A contagious deadlock is a concurrency bug that propagates via the shared data plane: when the deadlock-triggering input reaches a new node, that node also deadlocks. In a fleet running the same buggy binary and consuming the same shared state feed, one bad message can deadlock every node in the time it takes gossip (or pub-sub) to converge.

The contagion is the asymmetry that makes this class of bug catastrophic. Most production concurrency bugs are local-and-sporadic — one process at a time, different processes on different days. Contagious deadlocks are global-and-synchronised — the blast radius is the entire fleet, at once.

Mechanism

Two preconditions:

  1. Shared data plane — every node consumes updates from the same source, whether gossip, pub-sub, control plane broadcast, or config distribution.
  2. Deterministic trigger — the deadlock fires on a specific record, message, or input pattern. Any node that processes that input deadlocks; no node that hasn't yet is safe.
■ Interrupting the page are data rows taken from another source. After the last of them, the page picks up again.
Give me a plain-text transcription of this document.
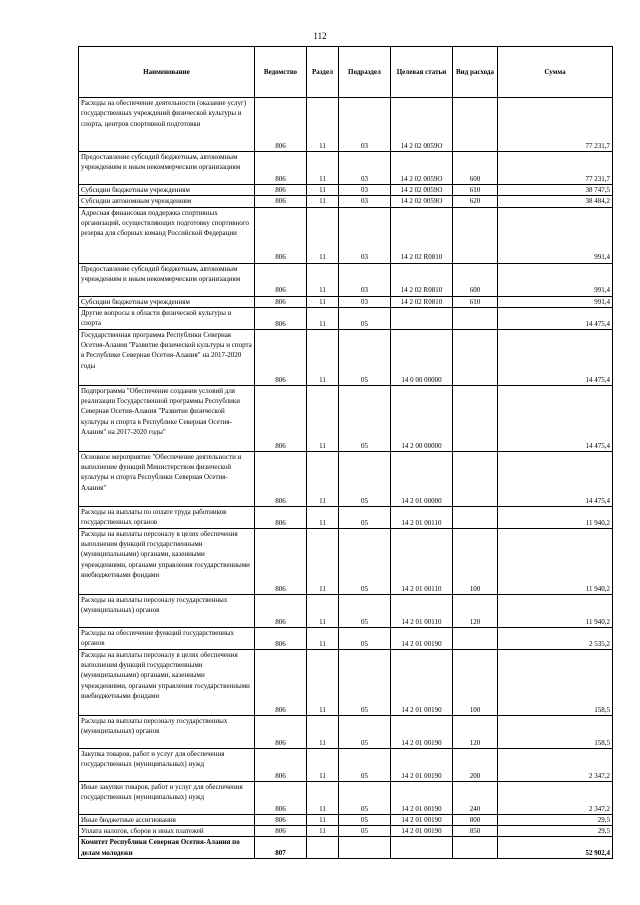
112
Наименование	Ведомство	Раздел	Подраздел	Целевая статьи	Вид расхода	Сумма
Расходы на обеспечение деятельности (оказание услуг) государственных учреждений физической культуры и спорта, центров спортивной подготовки	806	11	03	14 2 02 0059О		77 231,7
Предоставление субсидий бюджетным, автономным учреждениям и иным некоммерческим организациям	806	11	03	14 2 02 0059О	600	77 231,7
Субсидии бюджетным учреждениям	806	11	03	14 2 02 0059О	610	38 747,5
Субсидии автономным учреждениям	806	11	03	14 2 02 0059О	620	38 484,2
Адресная финансовая поддержка спортивных организаций, осуществляющих подготовку спортивного резерва для сборных команд Российской Федерации	806	11	03	14 2 02 R0810		991,4
Предоставление субсидий бюджетным, автономным учреждениям и иным некоммерческим организациям	806	11	03	14 2 02 R0810	600	991,4
Субсидии бюджетным учреждениям	806	11	03	14 2 02 R0810	610	991,4
Другие вопросы в области физической культуры и спорта	806	11	05			14 475,4
Государственная программа Республики Северная Осетия-Алания "Развитие физической культуры и спорта в Республике Северная Осетия-Алания" на 2017-2020 годы	806	11	05	14 0 00 00000		14 475,4
Подпрограмма "Обеспечение создания условий для реализации Государственной программы Республики Северная Осетия-Алания "Развитие физической культуры и спорта в Республике Северная Осетия-Алания" на 2017-2020 годы"	806	11	05	14 2 00 00000		14 475,4
Основное мероприятие "Обеспечение деятельности и выполнение функций Министерством физической культуры и спорта Республики Северная Осетия-Алания"	806	11	05	14 2 01 00000		14 475,4
Расходы на выплаты по оплате труда работников государственных органов	806	11	05	14 2 01 00110		11 940,2
Расходы на выплаты персоналу в целях обеспечения выполнения функций государственными (муниципальными) органами, казенными учреждениями, органами управления государственными внебюджетными фондами	806	11	05	14 2 01 00110	100	11 940,2
Расходы на выплаты персоналу государственных (муниципальных) органов	806	11	05	14 2 01 00110	120	11 940,2
Расходы на обеспечение функций государственных органов	806	11	05	14 2 01 00190		2 535,2
Расходы на выплаты персоналу в целях обеспечения выполнения функций государственными (муниципальными) органами, казенными учреждениями, органами управления государственными внебюджетными фондами	806	11	05	14 2 01 00190	100	158,5
Расходы на выплаты персоналу государственных (муниципальных) органов	806	11	05	14 2 01 00190	120	158,5
Закупка товаров, работ и услуг для обеспечения государственных (муниципальных) нужд	806	11	05	14 2 01 00190	200	2 347,2
Иные закупки товаров, работ и услуг для обеспечения государственных (муниципальных) нужд	806	11	05	14 2 01 00190	240	2 347,2
Иные бюджетные ассигнования	806	11	05	14 2 01 00190	800	29,5
Уплата налогов, сборов и иных платежей	806	11	05	14 2 01 00190	850	29,5
Комитет Республики Северная Осетия-Алания по делам молодежи	807					52 902,4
With both preconditions, the update-propagation mechanism becomes a blast amplifier:

"Distributed systems are blast amplifiers. By propagating data across a network, they also propagate bugs in the systems that depend on that data." (sources/2025-10-22-flyio-corrosion)

Canonical wiki instance — Fly.io 2024-09-01 Anycast outage

On 2024-09-01 15:30 EST, a Fly Machine came up with a new "virtual service" configuration option. Within seconds, every proxy in Fly's global fleet had locked up hard. No end-user requests reached any customer app for the duration.

The consumer bug was an if let expression over an RwLock in fly-proxy's Catalog reader — a notorious Rust concurrency footgun where the else branch wrongly assumes the read lock has been released. Any Corrosion update carrying the new virtual-service configuration hit this code path; Corrosion gossiped the update to every proxy in milliseconds; every proxy deadlocked in seconds.

Corrosion itself was "just a bystander" — the bug was in fly-proxy's consumer code. But the gossip layer is what made the blast amplifier perfect.

Mitigations

The 2024-09-01 incident drove four structural responses at Fly.io (all from sources/2025-10-22-flyio-corrosion):

  1. Fleet-wide Tokio watchdogs — turn any deadlock into a seconds-long hiccup per node, not an indefinite fleet-wide wedge.
  2. Antithesis / multiverse debugging — systematic search for similar bugs via deterministic replay.
  3. Checkpoint backups on object storage — ability to reboot the gossip cluster from a known-good state.
  4. Regionalization — reduce the blast radius of any future contagious bug by bounding most state changes to a single region.